A Iniciativa de Ameaça Nuclear estima que Israel tenha 90 ogivas nucleares, um arsenal de plutónio de 750 a 1.110 kg (1.700 a 2.400 libras), seis submarinos capazes de lançar armas nucleares e mísseis balísticos de alcance intermédio capazes de atingir 4.800 a 6.500 km (3.000 a 4.000 milhas).

Qual é o significado da carta?

Legisladores individuais já pediram mais transparência nas armas nucleares de Israel. Por exemplo, o deputado James McGovern referiu-se a Israel como uma nação com armas nucleares numa resolução de 2019.

Ainda assim, a pressão concertada do Congresso sobre as administrações presidenciais dos EUA tem sido extremamente rara.

A carta surge num momento em que legisladores de ambos os partidos questionam cada vez mais os laços estreitos de Washington com Israel no meio do genocídio em Gaza e da guerra EUA-Israel contra o Irão.

Em Abril, 40 senadores democratas votaram a favor de um projecto de lei para bloquear a venda de escavadoras militares a Israel.
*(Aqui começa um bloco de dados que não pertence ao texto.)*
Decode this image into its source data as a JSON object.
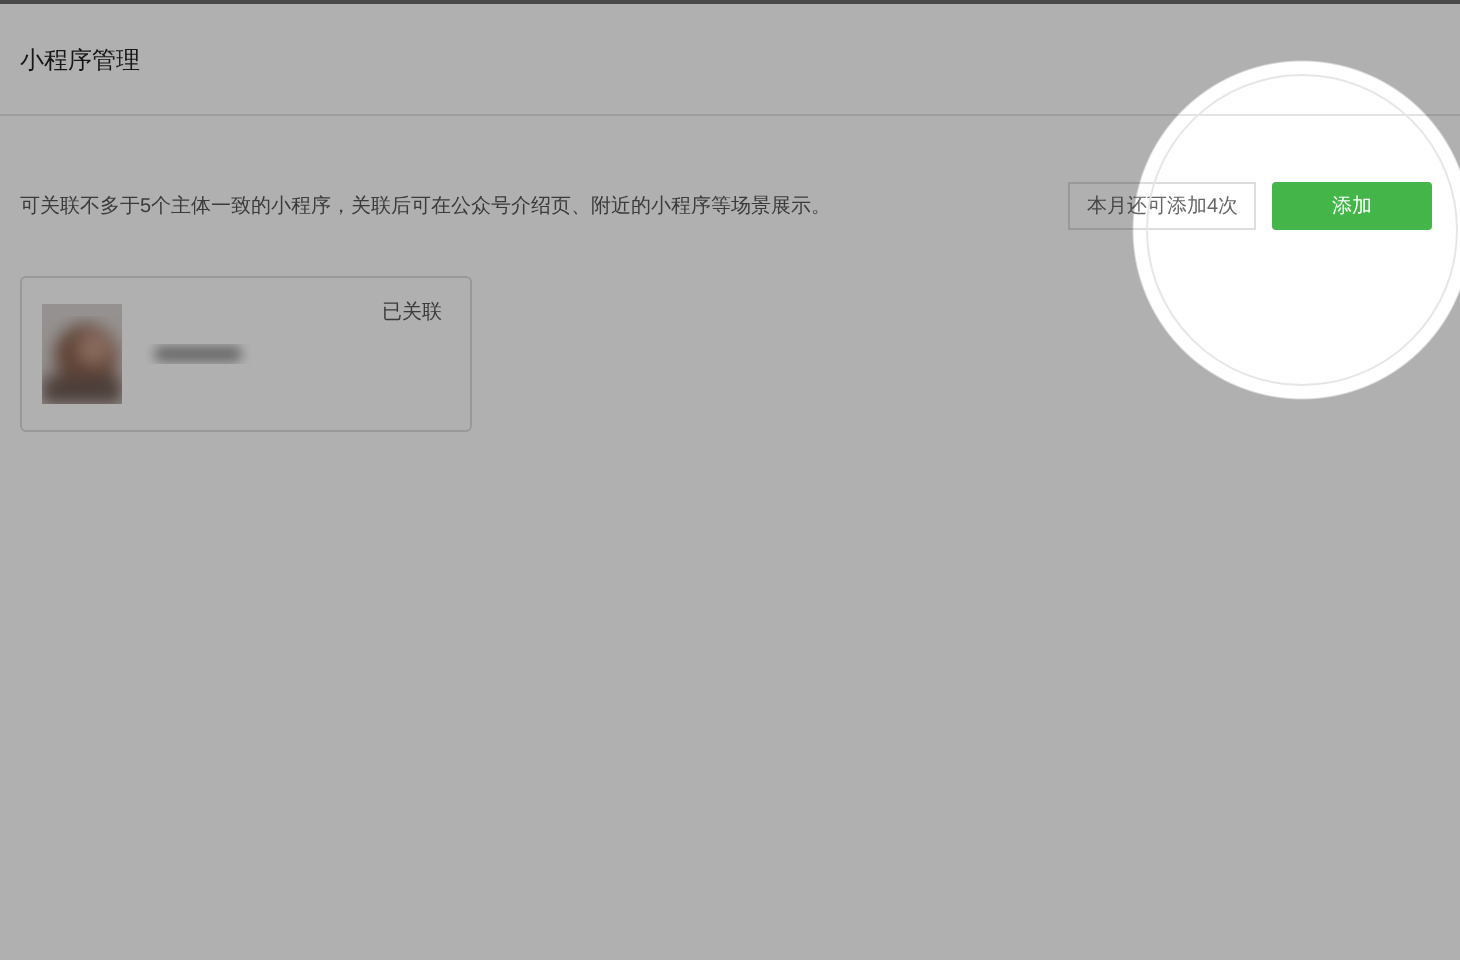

Embora a medida tenha falhado, os defensores saudaram o aumento da pressão entre os democratas como “histórico”.

A administração Trump, entretanto, disse que impedir o Irão de desenvolver uma arma nuclear é um objectivo fundamental na sua guerra. Teerã negou durante anos ter procurado tal arma.

Numa declaração à Al Jazeera, Josh Reubner, director político do Projecto Político do Instituto para a Compreensão do Médio Oriente, saudou os legisladores pelos seus apelos à clareza sobre o programa de armas nucleares de Israel.

“Esta iniciativa está a ter lugar no contexto da guerra de agressão EUA-Israel contra o Irão. Um dos objectivos de Trump para acabar com esta guerra envolve negociações para levantar as sanções contra o Irão em troca de um compromisso iraniano de não desenvolver armas nucleares”, disse Reubner.

“Os membros do Congresso têm razão em questionar porque é que o desenvolvimento de armas nucleares por Israel tem passe livre enquanto tentamos impedir que o Irão as adquira”, disse ele.